Oil prices rebounded slightly on Wednesday after a steep fall in the previous session as OPEC and its allies’ decision to extend output cuts was not enough to counter investors’ concerns about the slowing global economy.
Prices were supported by widely-watched data showing a larger-than-expected drawdown in U.S. crude oil inventories, with government data due later in the day.
U.S. crude futures for August were up 47 cents at $56.72 a barrel. Both benchmarks fell more than 4% on Tuesday as worries about a slowing global economy.
Brent crude futures for September delivery were trading up 64 cents at $63.04 a barrel by 1136 GMT.
The Organization of the Petroleum Exporting Countries and other producers such as Russia, a group known as OPEC+, agreed on Tuesday to extend oil supply cuts until March 2020 as members overcame differences to try to prop up prices.
“We had a pretty sharp correction yesterday so after that, a little rebound is expected. Globally, the market is concerned about oil demand growth potential,” Olivier Jakob of Petromatrix consultancy said.
“Extending the cut by six or nine months, it doesn’t really matter if the level stays the same.
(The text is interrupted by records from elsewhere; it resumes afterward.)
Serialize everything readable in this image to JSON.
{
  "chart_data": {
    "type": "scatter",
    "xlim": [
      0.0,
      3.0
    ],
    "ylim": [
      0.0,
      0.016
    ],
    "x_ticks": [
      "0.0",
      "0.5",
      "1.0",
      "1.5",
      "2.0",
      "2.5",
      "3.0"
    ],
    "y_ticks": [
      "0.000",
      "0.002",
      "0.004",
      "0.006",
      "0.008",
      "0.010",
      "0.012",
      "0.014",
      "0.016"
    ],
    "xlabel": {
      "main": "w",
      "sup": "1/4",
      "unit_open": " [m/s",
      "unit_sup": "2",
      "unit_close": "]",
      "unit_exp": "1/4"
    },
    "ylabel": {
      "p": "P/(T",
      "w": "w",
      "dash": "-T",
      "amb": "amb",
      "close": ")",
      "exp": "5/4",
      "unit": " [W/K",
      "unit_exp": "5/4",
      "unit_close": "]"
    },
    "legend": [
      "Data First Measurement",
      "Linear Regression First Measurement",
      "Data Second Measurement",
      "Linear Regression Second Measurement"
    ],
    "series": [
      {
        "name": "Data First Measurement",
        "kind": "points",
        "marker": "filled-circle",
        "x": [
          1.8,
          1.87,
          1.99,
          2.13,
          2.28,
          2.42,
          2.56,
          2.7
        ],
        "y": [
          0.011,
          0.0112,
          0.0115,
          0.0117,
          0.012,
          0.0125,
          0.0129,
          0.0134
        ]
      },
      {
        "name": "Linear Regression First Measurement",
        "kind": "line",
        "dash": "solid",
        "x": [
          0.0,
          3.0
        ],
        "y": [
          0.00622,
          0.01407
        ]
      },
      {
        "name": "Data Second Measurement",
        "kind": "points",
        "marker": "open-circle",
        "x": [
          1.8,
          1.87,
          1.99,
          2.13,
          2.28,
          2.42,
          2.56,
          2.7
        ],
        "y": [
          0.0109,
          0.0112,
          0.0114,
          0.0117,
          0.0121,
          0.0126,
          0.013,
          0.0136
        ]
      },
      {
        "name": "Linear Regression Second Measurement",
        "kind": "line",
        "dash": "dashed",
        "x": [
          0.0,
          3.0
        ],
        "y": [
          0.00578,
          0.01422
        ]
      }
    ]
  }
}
If you (OPEC) really wanted to target stock levels, you would need deeper cuts but Saudi Arabia has already gone beyond its cut target.”
Ahead of government data due later on Wednesday, industry group the American Petroleum Institute (API) said that U.S. crude inventories fell by 5 million barrels last week, more than the expected decrease of 3 million barrels.
The OPEC+ agreement to extend oil output cuts for nine months should draw down oil inventories in the second half of this year, boosting oil prices, analysts from Citi Research said in a note.
“Keeping cuts through the end of 1Q aims to avoid putting oil into the market during a seasonal low for demand and refinery runs,” they said.
Still, signs of a global economic slowdown hitting oil demand growth worried investors after global manufacturing indicators disappointed and the United States opened another trade front after threatening the EU with more tariffs.
Barclays expects demand to grow at its slowest pace since 2011, gaining less than 1 million barrels per day year-on-year this year.
Morgan Stanley, meanwhile, lowered its long-term Brent price forecast on Tuesday to $60 per barrel from $65 per barrel, and said the oil market is broadly balanced in 2019.
Crude prices were also capped by signs of a recovery in oil exports from Venezuela in June and growth in oil production in Argentina in May.